Beautiful or useful....


......or loved.
I am trying to deal with a character flaw. Trying and failing. Apparently, one of the things that is preventing me surging forward into being a mighty woman of God is my inability to streamline my life. Specifically, my struggle with clutter. I have had a book on this from the library. There are a lot of these books about. These books promise me that they will show me the great secret to sorting my life out. Having read a good few of these books, my first reaction is to wonder which chumps give these people publishing deals. In every single one of them we discover that the great secret to de cluttering my life is to - wait for it - throw things out! Insight bordering on the supernatural there I think you'll find.
I have to make clear here that I am not one of those people you see on the telly who live in six feet of filth and have to have counselling before throwing out a newspaper with a headline showing the Hindenburg on fire. These are people who are not well. I am not mentally ill - or certainly not in a way that manifests itself this way. Whether it is balanced behaviour to get up early on Saturday morning to watch four back to back episodes of The Mentalist you will need to judge for yourselves. (By the way - box set - great birthday present family of mine)
So, we know it isn't as bad as it could be but could it be better? Could I sail through life unencumbered by stuff. I do admire those who seek to live life more simply. Thinkers and peaceable people who have managed to pare back their lives. I am not one of these people. It's just that so much of my life is tied up in things. Witness the shelf in our bedroom. (s'cuse dust) It's full not just of things but memories.
Candlesticks - bought on a lovely, in and out of shops, kind of day in Modbury when we had just moved South West.
The Angel Statue - given to me by the cast of a play I directed in my old church. Pleasant surprise - thought they hated me.
Jo Malone Candle - Christmas Present from Mum and Brother. Would never spend that sort of dosh on a candle for me. Gets lit on high days and holidays only.
Family Photos - No explanation necessary
Kissing Pigs - Bought on first ever trip to York as married couple. Not high art I know. Ask me if I care.
Perfume Bottle - Gift from HOH. None of your business.
Red Candle Sticks - Usually brought down for Christmas Table.
Teddy Bear - Pinched from present bundle we made up for friends' baby. Look, we bought the baby clothes from GAP - it's enough for anyone.
Teddy Bear is wearing necklace Fruit of Womb 1 brought back from school trip to Germany. Can't say I actually wore it but the thought and everything.
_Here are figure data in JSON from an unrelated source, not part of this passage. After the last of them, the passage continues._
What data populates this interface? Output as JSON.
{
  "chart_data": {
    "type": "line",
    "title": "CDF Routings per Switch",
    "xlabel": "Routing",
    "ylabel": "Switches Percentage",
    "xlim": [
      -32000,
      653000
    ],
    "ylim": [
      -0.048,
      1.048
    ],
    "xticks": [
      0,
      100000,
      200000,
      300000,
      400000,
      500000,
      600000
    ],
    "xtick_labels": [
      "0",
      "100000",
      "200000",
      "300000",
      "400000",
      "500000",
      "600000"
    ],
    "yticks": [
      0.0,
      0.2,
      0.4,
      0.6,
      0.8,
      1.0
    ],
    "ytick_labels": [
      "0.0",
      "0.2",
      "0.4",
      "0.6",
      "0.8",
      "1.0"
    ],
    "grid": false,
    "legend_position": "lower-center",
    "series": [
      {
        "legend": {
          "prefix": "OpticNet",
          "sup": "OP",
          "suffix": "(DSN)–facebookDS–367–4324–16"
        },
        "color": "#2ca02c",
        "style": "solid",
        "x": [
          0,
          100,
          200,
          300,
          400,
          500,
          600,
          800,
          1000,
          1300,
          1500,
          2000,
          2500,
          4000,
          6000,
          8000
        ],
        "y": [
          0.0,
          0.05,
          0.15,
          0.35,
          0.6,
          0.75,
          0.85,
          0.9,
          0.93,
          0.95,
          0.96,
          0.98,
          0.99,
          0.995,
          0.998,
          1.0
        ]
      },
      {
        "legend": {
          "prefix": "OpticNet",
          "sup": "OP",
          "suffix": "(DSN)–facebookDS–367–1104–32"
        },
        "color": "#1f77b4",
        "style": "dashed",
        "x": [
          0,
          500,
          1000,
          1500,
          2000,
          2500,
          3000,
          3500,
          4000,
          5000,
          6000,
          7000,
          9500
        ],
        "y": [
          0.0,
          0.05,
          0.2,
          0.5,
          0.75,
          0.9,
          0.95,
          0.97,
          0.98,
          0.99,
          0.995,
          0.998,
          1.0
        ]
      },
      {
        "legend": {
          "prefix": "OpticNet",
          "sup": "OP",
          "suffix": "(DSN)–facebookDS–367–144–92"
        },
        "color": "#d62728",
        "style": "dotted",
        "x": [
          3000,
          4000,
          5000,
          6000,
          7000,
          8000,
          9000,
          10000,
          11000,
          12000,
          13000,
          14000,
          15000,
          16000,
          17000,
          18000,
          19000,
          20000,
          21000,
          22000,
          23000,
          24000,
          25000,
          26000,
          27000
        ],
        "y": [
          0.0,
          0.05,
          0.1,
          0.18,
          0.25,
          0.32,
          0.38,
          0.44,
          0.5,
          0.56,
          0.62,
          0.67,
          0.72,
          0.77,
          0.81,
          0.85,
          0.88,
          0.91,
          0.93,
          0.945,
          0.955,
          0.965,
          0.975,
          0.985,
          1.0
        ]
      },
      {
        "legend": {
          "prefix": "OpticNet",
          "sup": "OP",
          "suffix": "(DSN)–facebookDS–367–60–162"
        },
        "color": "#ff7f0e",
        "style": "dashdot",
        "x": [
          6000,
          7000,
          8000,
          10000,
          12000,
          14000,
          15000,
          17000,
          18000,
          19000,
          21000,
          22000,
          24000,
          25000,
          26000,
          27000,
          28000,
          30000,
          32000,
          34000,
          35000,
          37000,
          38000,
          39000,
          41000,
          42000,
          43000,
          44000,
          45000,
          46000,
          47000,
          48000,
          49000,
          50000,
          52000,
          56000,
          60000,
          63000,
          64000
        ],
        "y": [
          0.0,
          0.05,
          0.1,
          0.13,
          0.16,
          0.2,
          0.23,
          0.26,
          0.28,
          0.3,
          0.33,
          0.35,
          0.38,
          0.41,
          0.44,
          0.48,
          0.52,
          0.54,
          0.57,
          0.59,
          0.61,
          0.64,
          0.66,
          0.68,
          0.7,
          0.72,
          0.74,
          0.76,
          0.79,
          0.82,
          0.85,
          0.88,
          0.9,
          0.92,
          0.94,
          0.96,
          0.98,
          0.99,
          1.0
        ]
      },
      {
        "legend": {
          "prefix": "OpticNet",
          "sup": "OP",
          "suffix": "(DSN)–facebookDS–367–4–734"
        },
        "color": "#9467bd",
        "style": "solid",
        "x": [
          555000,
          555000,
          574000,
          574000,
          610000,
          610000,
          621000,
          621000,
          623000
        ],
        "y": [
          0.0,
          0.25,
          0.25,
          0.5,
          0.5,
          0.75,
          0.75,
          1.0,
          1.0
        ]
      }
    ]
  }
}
In terms of money, there's nothing too valuable there. The memories are the greatest value possible. Call me a sentimental old bessie but I would rather deal with a bit of a dust trap that makes me happy than a streamlined empty space that leaves me more time to take over the world or whatever it is I am supposed to be doing. You are not supposed to have anything in your house that isn't beautiful or useful. What about stuff you love? I'm building relationship, family, friendship here. I realised long ago that I wasn't able to build an efficient palace that would get me into Minimalist Weekly. Fortunately, that never did float my boat.

Present yourselves as building stones for the construction of a sanctuary vibrant with life, in which you'll serve as holy priests offering Christ-approved lives up to God.